Test your XR experience immediately in Chrome’s WebXR emulator. No headset required for the initial iteration loop.
The same code ships unchanged to Android XR headsets (Galaxy XR). No separate build pipeline; the abstraction layer handles platform differences.
Real Prompt Examples (What Gets Built)
These four examples were all generated by Gemini via the Vibe Coding XR workflow — no hand-written XR code, no game engine setup:
Math Tutor in XR
Euler’s theorem visualized in 3D. Pinch to highlight vertices, edges, and faces across multiple geometry examples.
Physics Lab
Grab and drop labeled weights onto a balance scale. Real physics, real haptic feedback.
XR Volleyball
Textured volleyballs launched from a ring, colliding with both your hands and room geometry.
XR Dino Game
The Chrome dinosaur game rebuilt in mixed reality, voxelized in your space. Went from concept to running app in minutes.
Which Gemini Model Should You Use?
Not all Gemini models are equal for XR Blocks code generation. Google evaluated multiple models against the VCXR-60 benchmark dataset in March 2026. Here’s what the numbers say:
| Model | Mode | Success Rate | Avg.

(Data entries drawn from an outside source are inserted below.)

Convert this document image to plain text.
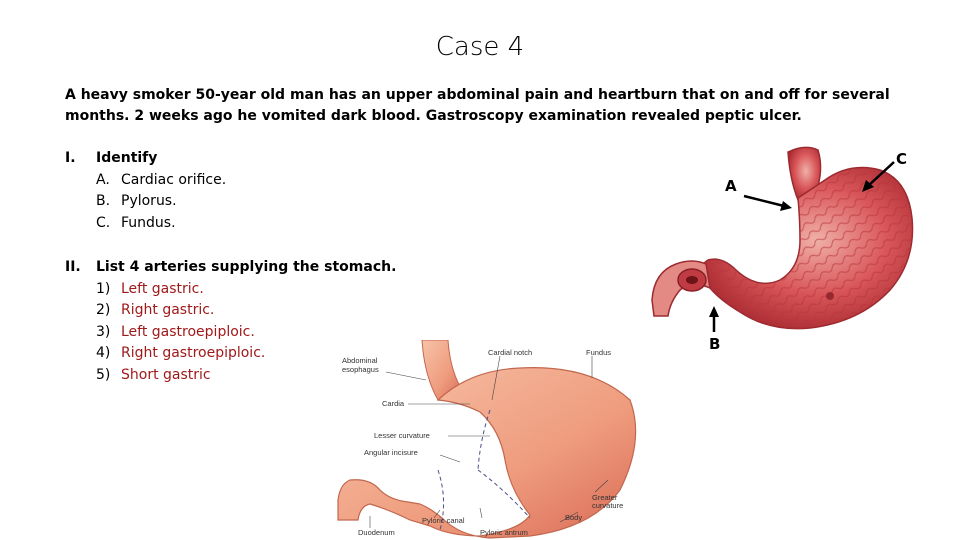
Case 4
A heavy smoker 50-year old man has an upper abdominal pain and heartburn that on and off for several months. 2 weeks ago he vomited dark blood. Gastroscopy examination revealed peptic ulcer.
I. Identify
A. Cardiac orifice.
B. Pylorus.
C. Fundus.
II. List 4 arteries supplying the stomach.
1) Left gastric.
2) Right gastric.
3) Left gastroepiploic.
4) Right gastroepiploic.
5) Short gastric
A
B
C
Abdominal
esophagus
Cardial notch	Fundus
Cardia
Lesser curvature
Angular incisure
Greater
curvature
Body
Duodenum
Pyloric canal
Pyloric antrum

Gen Time | Best For |
|---|---|---|---|---|
| Gemini 2.5 Pro | Pro Mode | > 95% | ~60–90s | Highest accuracy, complex prototypes |
| Gemini 2.5 Flash | Low Thinking | 87.4% | ~17s | Speed priority, rapid iteration |
| Gemini 2.5 Flash | Pro Mode | ~91% | ~35s | Good balance of speed + quality |
Understanding the XR Blocks Architecture (For Developers)

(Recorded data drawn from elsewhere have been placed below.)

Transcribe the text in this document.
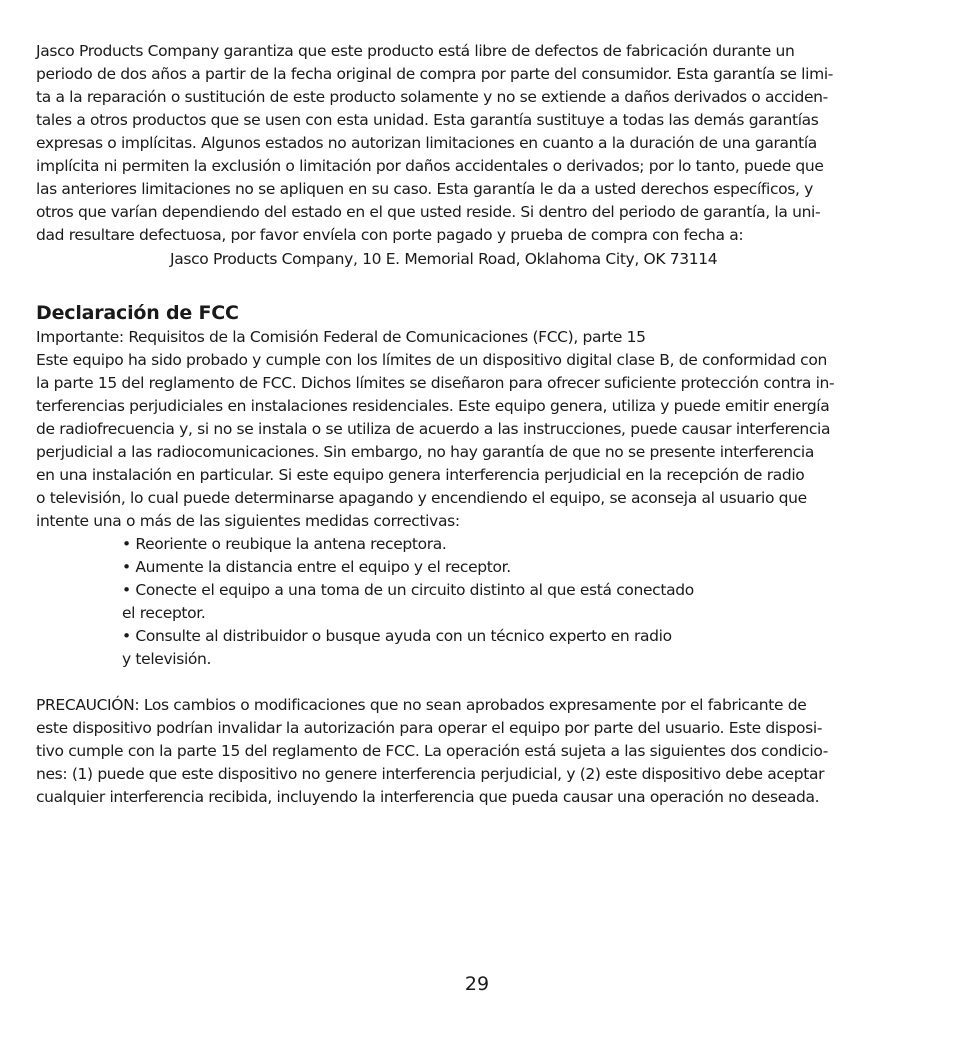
Jasco Products Company garantiza que este producto está libre de defectos de fabricación durante un
periodo de dos años a partir de la fecha original de compra por parte del consumidor. Esta garantía se limi-
ta a la reparación o sustitución de este producto solamente y no se extiende a daños derivados o acciden-
tales a otros productos que se usen con esta unidad. Esta garantía sustituye a todas las demás garantías
expresas o implícitas. Algunos estados no autorizan limitaciones en cuanto a la duración de una garantía
implícita ni permiten la exclusión o limitación por daños accidentales o derivados; por lo tanto, puede que
las anteriores limitaciones no se apliquen en su caso. Esta garantía le da a usted derechos específicos, y
otros que varían dependiendo del estado en el que usted reside. Si dentro del periodo de garantía, la uni-
dad resultare defectuosa, por favor envíela con porte pagado y prueba de compra con fecha a:
Jasco Products Company, 10 E. Memorial Road, Oklahoma City, OK 73114
Declaración de FCC
Importante: Requisitos de la Comisión Federal de Comunicaciones (FCC), parte 15
Este equipo ha sido probado y cumple con los límites de un dispositivo digital clase B, de conformidad con
la parte 15 del reglamento de FCC. Dichos límites se diseñaron para ofrecer suficiente protección contra in-
terferencias perjudiciales en instalaciones residenciales. Este equipo genera, utiliza y puede emitir energía
de radiofrecuencia y, si no se instala o se utiliza de acuerdo a las instrucciones, puede causar interferencia
perjudicial a las radiocomunicaciones. Sin embargo, no hay garantía de que no se presente interferencia
en una instalación en particular. Si este equipo genera interferencia perjudicial en la recepción de radio
o televisión, lo cual puede determinarse apagando y encendiendo el equipo, se aconseja al usuario que
intente una o más de las siguientes medidas correctivas:
• Reoriente o reubique la antena receptora.
• Aumente la distancia entre el equipo y el receptor.
• Conecte el equipo a una toma de un circuito distinto al que está conectado
el receptor.
• Consulte al distribuidor o busque ayuda con un técnico experto en radio
y televisión.
PRECAUCIÓN: Los cambios o modificaciones que no sean aprobados expresamente por el fabricante de
este dispositivo podrían invalidar la autorización para operar el equipo por parte del usuario. Este disposi-
tivo cumple con la parte 15 del reglamento de FCC. La operación está sujeta a las siguientes dos condicio-
nes: (1) puede que este dispositivo no genere interferencia perjudicial, y (2) este dispositivo debe aceptar
cualquier interferencia recibida, incluyendo la interferencia que pueda causar una operación no deseada.
29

XR Blocks uses a Reality Model — a set of high-level composable abstractions that sit between your prompt and the raw WebXR/three.js engine layer. Unlike a World Model trained end-to-end, the Reality Model gives you replaceable, auditable modules. This is what makes Gemini-generated code predictable and debuggable rather than opaque.
The central concept is the Script — the narrative and logical heart of any XR Blocks app. A Script wires together input events, AI calls, world state, and UI updates into a coherent experience loop. When Gemini generates XR Blocks code, it’s really generating a Script that calls the right modules in the right order.

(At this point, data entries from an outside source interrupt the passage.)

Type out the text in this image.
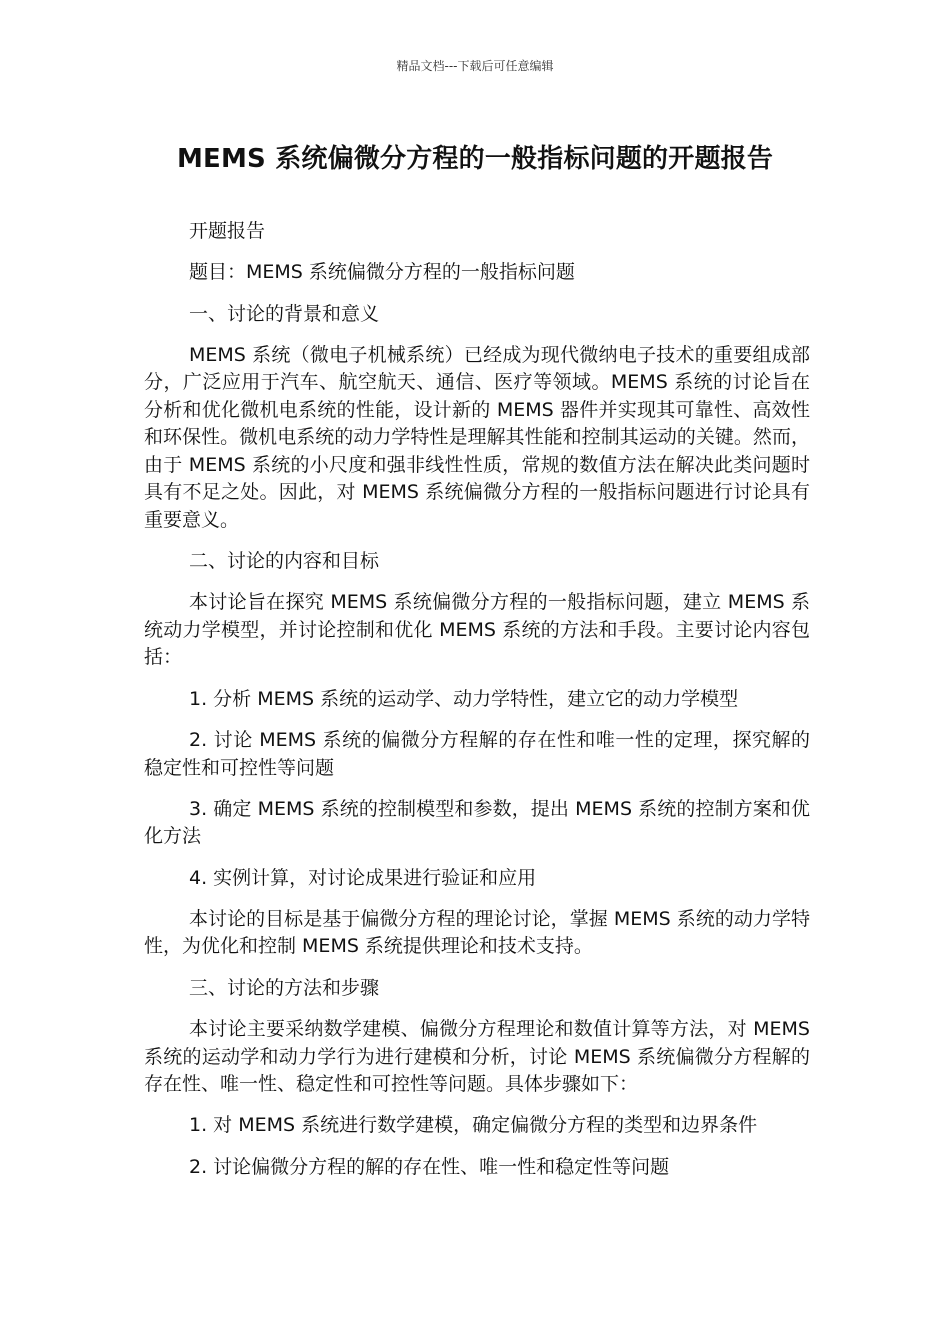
精品文档---下载后可任意编辑
MEMS 系统偏微分方程的一般指标问题的开题报告

开题报告

题目：MEMS 系统偏微分方程的一般指标问题

一、讨论的背景和意义

MEMS 系统（微电子机械系统）已经成为现代微纳电子技术的重要组成部分，广泛应用于汽车、航空航天、通信、医疗等领域。MEMS 系统的讨论旨在分析和优化微机电系统的性能，设计新的 MEMS 器件并实现其可靠性、高效性和环保性。微机电系统的动力学特性是理解其性能和控制其运动的关键。然而，由于 MEMS 系统的小尺度和强非线性性质，常规的数值方法在解决此类问题时具有不足之处。因此，对 MEMS 系统偏微分方程的一般指标问题进行讨论具有重要意义。

二、讨论的内容和目标

本讨论旨在探究 MEMS 系统偏微分方程的一般指标问题，建立 MEMS 系统动力学模型，并讨论控制和优化 MEMS 系统的方法和手段。主要讨论内容包括：

1. 分析 MEMS 系统的运动学、动力学特性，建立它的动力学模型

2. 讨论 MEMS 系统的偏微分方程解的存在性和唯一性的定理，探究解的稳定性和可控性等问题

3. 确定 MEMS 系统的控制模型和参数，提出 MEMS 系统的控制方案和优化方法

4. 实例计算，对讨论成果进行验证和应用

本讨论的目标是基于偏微分方程的理论讨论，掌握 MEMS 系统的动力学特性，为优化和控制 MEMS 系统提供理论和技术支持。

三、讨论的方法和步骤

本讨论主要采纳数学建模、偏微分方程理论和数值计算等方法，对 MEMS 系统的运动学和动力学行为进行建模和分析，讨论 MEMS 系统偏微分方程解的存在性、唯一性、稳定性和可控性等问题。具体步骤如下：

1. 对 MEMS 系统进行数学建模，确定偏微分方程的类型和边界条件

2. 讨论偏微分方程的解的存在性、唯一性和稳定性等问题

The architectural philosophy draws explicitly from Python’s Zen: readability counts. Every XR Blocks API is designed to be understood at a glance, which is exactly what makes LLM code generation for it so reliable.
⚡ Quick Start: Your First XR Blocks App
Three paths to get hands-on immediately:
Option A — Vibe Coding (No code knowledge needed)
// 1. Go to gemini.google.com
// 2. Load the XR Blocks Gem
// 3. Type your prompt and hit enter
"Create a solar system in XR where I can
grab planets with my hands and see their
orbital data as floating labels."Option B — Fork the GitHub repo
git clone https://github.com/xrblocks/xrblocks
cd xrblocks
# Browse /templates and /samples
# Each folder is a standalone XR app
npm install && npm run devOption C — Start from an XR Blocks template
// Minimal XR Blocks scene
import { XRScene, World, User, AI } from 'xrblocks';
const scene = new XRScene();
const world = scene.addModule(new World({ physics: true }));
const user = scene.addModule(new User({ hands: true }));
const ai = scene.addModule(new AI({ model: 'gemini-2.5-flash' }));
user.on('pinch', (object) => ai.describe(object));Where This Is Heading
The XR Blocks team has a clear roadmap: the current xrblocks.js web SDK is the first step. Future versions are planned to extend to native platforms via LLM-powered compilers — meaning the same prompt-to-XR pipeline that works in the browser today will eventually compile down to native Android XR and other hardware targets.
The larger vision is closing the virtuous cycle that exists in AI research but not yet in XR: a thriving ecosystem of reproducible demos, shared benchmarks, and community-iterated components. Every demo built with XR Blocks is meant to be reusable by others — turning individual prototypes into building blocks for the next one.
Google Research is explicitly inviting the HCI, AI, and XR communities to contribute to the XR Blocks ecosystem. The benchmark dataset (VCXR-60) and the Gemini Gem configuration are both available alongside the framework.